Clearing cache in Nvidia xavier agx improves speed of copy from cpu to gpu for pytorch

SM19 · April 11, 2022, 10:19am

I am using Pytorch + tensorrt (using torch2trt) to run inference on the Nvidia Xavier AGX development kit.

The problem is, data loading from numpy array on CPU to torch cuda tensor using torch.from_numpy().float().to(“cuda:0”).unsqueeze_(0).permute(0, 3, 1, 2)
is very slow.

This copy operation takes a lot of time. (Nearly 70% of all time spent in one cycle of pre-process + inference + post-process).

I used python timeit module to measure time spent by each of pre-processing, inference and post-processing.

Surprisingly, when I do a cache clear using the jtop tool (jetson-stats tool), the copy time reduces drastically and my full cycle time now reduces as a result of that.

I am trying to understand:

Why is memory copy from numpy to cuda tensor so slow? I am copying a 1024x1024x5 input. It takes about 60ms.
Why cache clear boosts speed? (After cache clear I see < 20ms)

The entire system runs as a ROS node.

Please help me understand.

Best Regards
Sambit

ptrblck · April 12, 2022, 4:44am

Are you seeing different times by properly synchronizing the code before starting and stopping the timers?
If so, could you check if some kind of cache is being used to offload the data?

SM19 · April 12, 2022, 8:33am

I know that I need to call torch.cuda.synchronize(), but this only ensures that the copy is finished before moving on, right?

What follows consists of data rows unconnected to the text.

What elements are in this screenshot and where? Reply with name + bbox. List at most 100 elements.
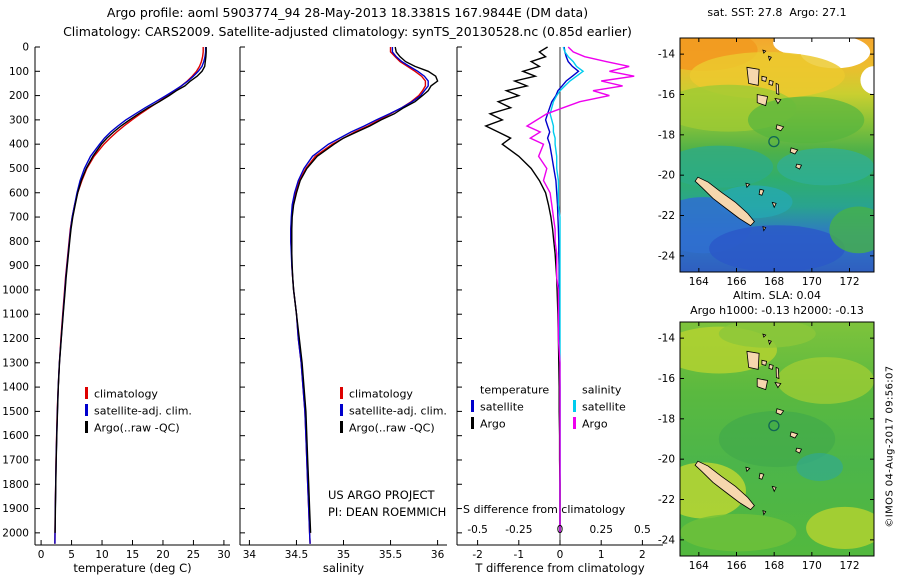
y-tick-label: 1400: [2, 382, 29, 394]
watermark: ©IMOS 04-Aug-2017 09:56:07: [884, 365, 896, 528]
island-outline: [756, 94, 769, 107]
y-tick-label: 1000: [2, 284, 29, 296]
island-outline: [775, 366, 780, 380]
t-difference-axis-label: T difference from climatology: [475, 561, 645, 575]
y-tick-label: -24: [658, 250, 675, 262]
y-tick-label: -20: [658, 454, 675, 466]
profile-line-satellite-adj-clim-: [290, 47, 429, 544]
y-tick-label: -22: [658, 210, 675, 222]
legend-swatch: [340, 387, 343, 399]
island-outline: [762, 225, 767, 232]
x-tick-label: 30: [217, 549, 230, 561]
annotation: PI: DEAN ROEMMICH: [328, 505, 446, 519]
x-tick-label: 1: [598, 549, 605, 561]
x-tick-label: 25: [187, 549, 200, 561]
x-tick-label: 172: [839, 560, 859, 572]
x-tick-label: -2: [472, 549, 482, 561]
y-tick-label: 1100: [2, 309, 29, 321]
x-tick-label: 0: [557, 549, 564, 561]
field-blob: [860, 66, 874, 95]
y-tick-label: 500: [9, 163, 29, 175]
legend-swatch: [573, 417, 576, 429]
profile-line-argo-raw-qc-: [291, 46, 439, 533]
sst-map-field: [680, 38, 874, 272]
x-tick-label: 15: [126, 549, 139, 561]
y-tick-label: -14: [658, 49, 675, 61]
island-outline: [746, 66, 760, 86]
legend-swatch: [471, 400, 474, 412]
y-tick-label: 400: [9, 139, 29, 151]
sst-map-title: sat. SST: 27.8 Argo: 27.1: [707, 6, 847, 19]
sla-map-subtitle: Argo h1000: -0.13 h2000: -0.13: [690, 304, 864, 317]
island-outline: [775, 82, 780, 96]
x-tick-label: 34: [243, 549, 257, 561]
sst-map-border: [679, 37, 875, 273]
field-blob: [747, 96, 865, 144]
field-blob: [680, 513, 797, 552]
figure-subtitle: Climatology: CARS2009. Satellite-adjuste…: [63, 24, 632, 39]
x-tick-label: 170: [802, 560, 822, 572]
legend-swatch: [85, 404, 88, 416]
y-tick-label: 1700: [2, 454, 29, 466]
legend-label: climatology: [349, 388, 413, 401]
legend-label: Argo(..raw -QC): [349, 422, 435, 435]
x-tick-label: 166: [726, 276, 746, 288]
island-outline: [745, 466, 751, 473]
profile-line-t-diff-argo: [484, 46, 561, 533]
sla-map-field: [680, 322, 874, 556]
island-outline: [768, 79, 774, 86]
island-outline: [758, 472, 765, 480]
salinity-profile-panel: 34 34.5 35 35.5 36 climatology satellite-adj. …: [239, 46, 447, 561]
legend-label: Argo: [582, 418, 608, 431]
legend-label: satellite: [582, 401, 626, 414]
y-tick-label: -18: [658, 413, 675, 425]
island-outline: [795, 163, 803, 170]
x-tick-label: 36: [431, 549, 445, 561]
y-tick-label: 900: [9, 260, 29, 272]
s-axis-tick-label: -0.5: [467, 524, 488, 536]
island-outline: [775, 124, 785, 132]
profile-line-argo-raw-qc-: [54, 47, 207, 533]
y-tick-label: -22: [658, 494, 675, 506]
sla-map-border: [679, 321, 875, 557]
x-tick-label: 168: [764, 560, 784, 572]
s-axis-tick-label: -0.25: [505, 524, 532, 536]
legend-swatch: [340, 421, 343, 433]
island-outline: [762, 333, 767, 338]
island-outline: [761, 359, 768, 366]
y-tick-label: 100: [9, 66, 29, 78]
island-outline: [771, 201, 777, 209]
x-tick-label: 35.5: [379, 549, 402, 561]
sla-map-title: Altim. SLA: 0.04: [732, 289, 822, 302]
x-tick-label: 164: [689, 276, 709, 288]
x-tick-label: 0: [38, 549, 45, 561]
field-blob: [773, 38, 820, 55]
y-tick-label: 1600: [2, 430, 29, 442]
s-axis-tick-label: 0.5: [634, 524, 651, 536]
legend-swatch: [85, 387, 88, 399]
y-tick-label: 2000: [2, 527, 29, 539]
profile-line-climatology: [290, 47, 427, 544]
y-tick-label: -14: [658, 333, 675, 345]
y-tick-label: -20: [658, 170, 675, 182]
y-tick-label: 0: [22, 42, 29, 54]
island-outline: [789, 147, 799, 155]
legend-swatch: [573, 400, 576, 412]
y-tick-label: -16: [658, 89, 675, 101]
island-outline: [761, 75, 768, 82]
field-blob: [777, 147, 874, 186]
float-position-marker: [768, 135, 780, 148]
x-tick-label: 166: [726, 560, 746, 572]
island-outline: [775, 408, 785, 416]
legend-label: satellite-adj. clim.: [94, 405, 192, 418]
s-axis-tick-label: 0: [557, 524, 564, 536]
field-blob: [680, 145, 774, 188]
legend-label: Argo(..raw -QC): [94, 422, 180, 435]
x-tick-label: 170: [802, 276, 822, 288]
legend-label: satellite-adj. clim.: [349, 405, 447, 418]
x-tick-label: 10: [95, 549, 108, 561]
x-tick-label: 34.5: [285, 549, 308, 561]
island-outline: [774, 381, 782, 389]
y-tick-label: -16: [658, 373, 675, 385]
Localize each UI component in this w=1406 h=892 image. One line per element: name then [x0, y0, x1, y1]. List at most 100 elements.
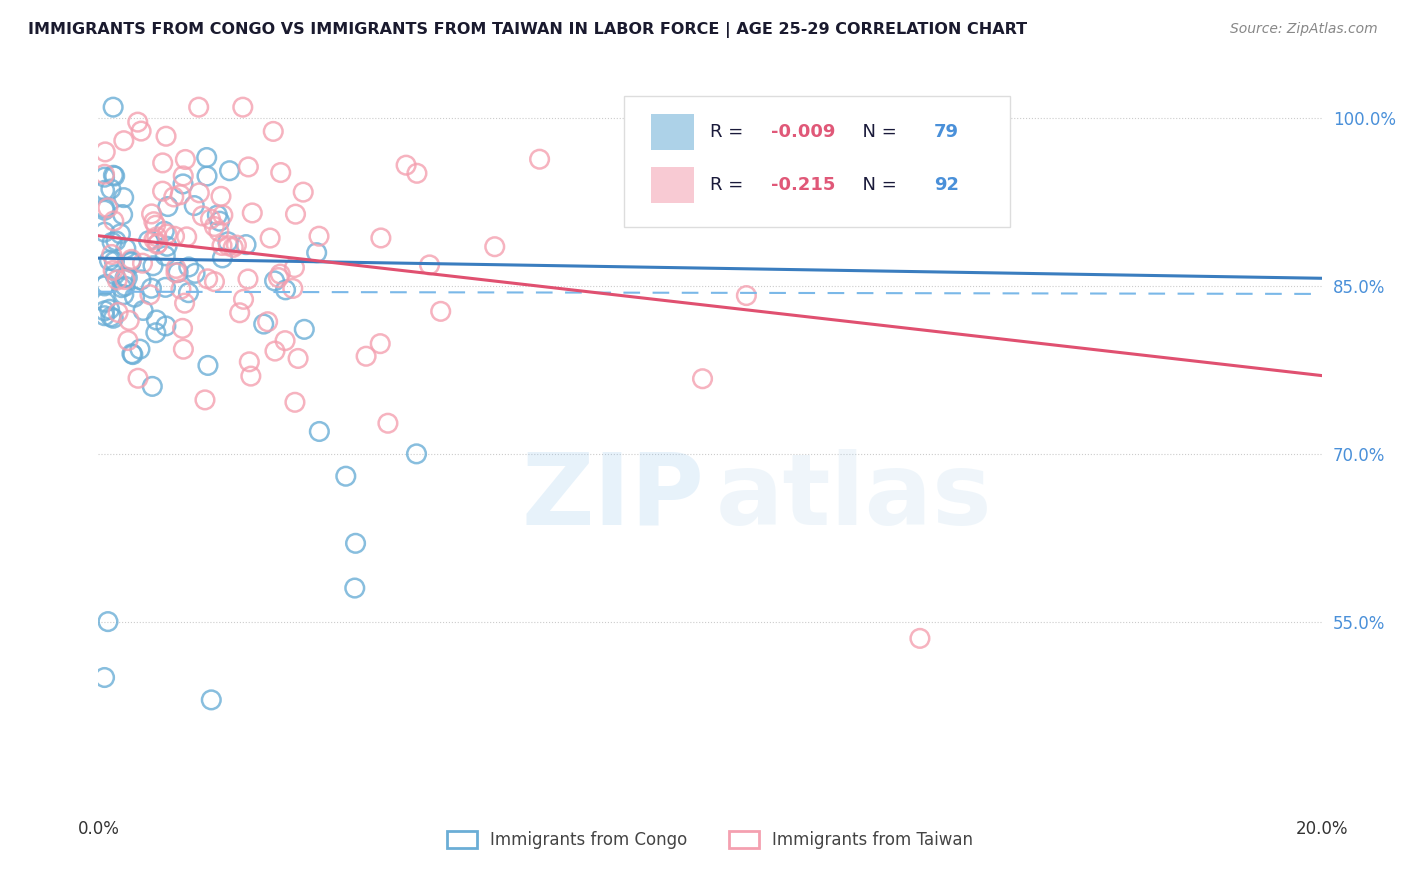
- Point: [132, 303, 155, 318]
- Point: [238, 160, 260, 174]
- Point: [195, 169, 218, 183]
- Point: [104, 234, 127, 248]
- Point: [112, 287, 135, 301]
- Point: [101, 235, 124, 250]
- Point: [287, 351, 309, 366]
- Legend: Immigrants from Congo, Immigrants from Taiwan: Immigrants from Congo, Immigrants from T…: [440, 824, 980, 855]
- Point: [121, 347, 143, 361]
- Point: [236, 272, 259, 286]
- Text: N =: N =: [851, 123, 903, 141]
- Point: [406, 166, 429, 180]
- Point: [217, 235, 239, 249]
- Point: [377, 416, 399, 430]
- Point: [117, 334, 139, 348]
- Text: Source: ZipAtlas.com: Source: ZipAtlas.com: [1230, 22, 1378, 37]
- Point: [239, 369, 262, 384]
- Point: [197, 272, 219, 286]
- Point: [405, 447, 427, 461]
- Point: [146, 230, 169, 244]
- Point: [103, 214, 125, 228]
- Point: [117, 270, 139, 285]
- Point: [308, 425, 330, 439]
- Point: [141, 281, 163, 295]
- Point: [131, 256, 153, 270]
- Point: [228, 306, 250, 320]
- Point: [692, 372, 714, 386]
- Point: [103, 254, 125, 268]
- Point: [103, 169, 125, 183]
- Point: [112, 134, 135, 148]
- Point: [256, 315, 278, 329]
- Point: [93, 170, 115, 185]
- Point: [145, 326, 167, 340]
- Point: [93, 304, 115, 318]
- Point: [143, 232, 166, 246]
- Point: [146, 236, 169, 251]
- Point: [152, 184, 174, 198]
- Point: [120, 252, 142, 267]
- Point: [308, 229, 330, 244]
- Point: [218, 163, 240, 178]
- Text: ZIP: ZIP: [522, 449, 704, 546]
- Point: [343, 581, 366, 595]
- Bar: [651, 114, 695, 150]
- Point: [114, 279, 136, 293]
- Point: [208, 224, 231, 238]
- Point: [129, 124, 152, 138]
- Point: [211, 238, 233, 252]
- Point: [97, 615, 120, 629]
- Point: [155, 280, 177, 294]
- Point: [284, 207, 307, 221]
- Point: [170, 282, 193, 296]
- Point: [141, 207, 163, 221]
- Point: [281, 281, 304, 295]
- Point: [129, 273, 152, 287]
- Point: [177, 260, 200, 274]
- Point: [139, 287, 162, 301]
- Point: [138, 234, 160, 248]
- Point: [232, 293, 254, 307]
- Point: [204, 275, 226, 289]
- Point: [238, 355, 260, 369]
- Text: 79: 79: [934, 123, 959, 141]
- Point: [274, 283, 297, 297]
- Point: [232, 100, 254, 114]
- Point: [187, 100, 209, 114]
- Point: [172, 169, 194, 183]
- Point: [142, 215, 165, 229]
- Point: [194, 392, 217, 407]
- Point: [167, 265, 190, 279]
- Point: [429, 304, 451, 318]
- Point: [172, 177, 194, 191]
- Point: [484, 240, 506, 254]
- Point: [120, 255, 142, 269]
- Point: [111, 208, 134, 222]
- Point: [263, 274, 285, 288]
- Point: [908, 632, 931, 646]
- Text: R =: R =: [710, 123, 749, 141]
- Point: [184, 266, 207, 280]
- Point: [93, 203, 115, 218]
- Text: atlas: atlas: [716, 449, 993, 546]
- Point: [114, 272, 136, 286]
- Point: [209, 189, 232, 203]
- Point: [165, 261, 187, 276]
- Point: [101, 100, 124, 114]
- Point: [174, 153, 197, 167]
- Point: [153, 224, 176, 238]
- Point: [305, 245, 328, 260]
- Point: [177, 285, 200, 300]
- Point: [107, 305, 129, 319]
- Point: [105, 273, 128, 287]
- Point: [419, 258, 441, 272]
- Point: [283, 260, 305, 275]
- Point: [173, 296, 195, 310]
- Text: -0.215: -0.215: [772, 176, 835, 194]
- Point: [200, 693, 222, 707]
- Point: [97, 201, 120, 215]
- Point: [100, 182, 122, 196]
- Point: [395, 158, 418, 172]
- Text: R =: R =: [710, 176, 749, 194]
- Point: [191, 209, 214, 223]
- Point: [235, 237, 257, 252]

My problem is that the copy operation seems to take unnaturally long on the Xavier AGX devkit.

And then even more strangely, we I do torch.cuda.empty_cache(), things speed up a lot.
So why is it like this?

Also,
test_x = torch.from_numpy(test_x_npy).float().unsqueeze_(0).permute(0, 3, 1, 2).pin_memory()

This seems to make no difference in speed.

Please note that the function runs in a loop inside a ROS subscriber node.
So test_x get’s allocated in each iteration.

Sumary: How to make numpy array to cuda tensor copy fast?

ptrblck · April 12, 2022, 6:38pm

Yes, and thus the timers are measuring the actual copy. If you are not synchronizing the code you might be measuring e.g. the kernel launches etc. which is wrong and wouldn’t mean that the actual copy was already done.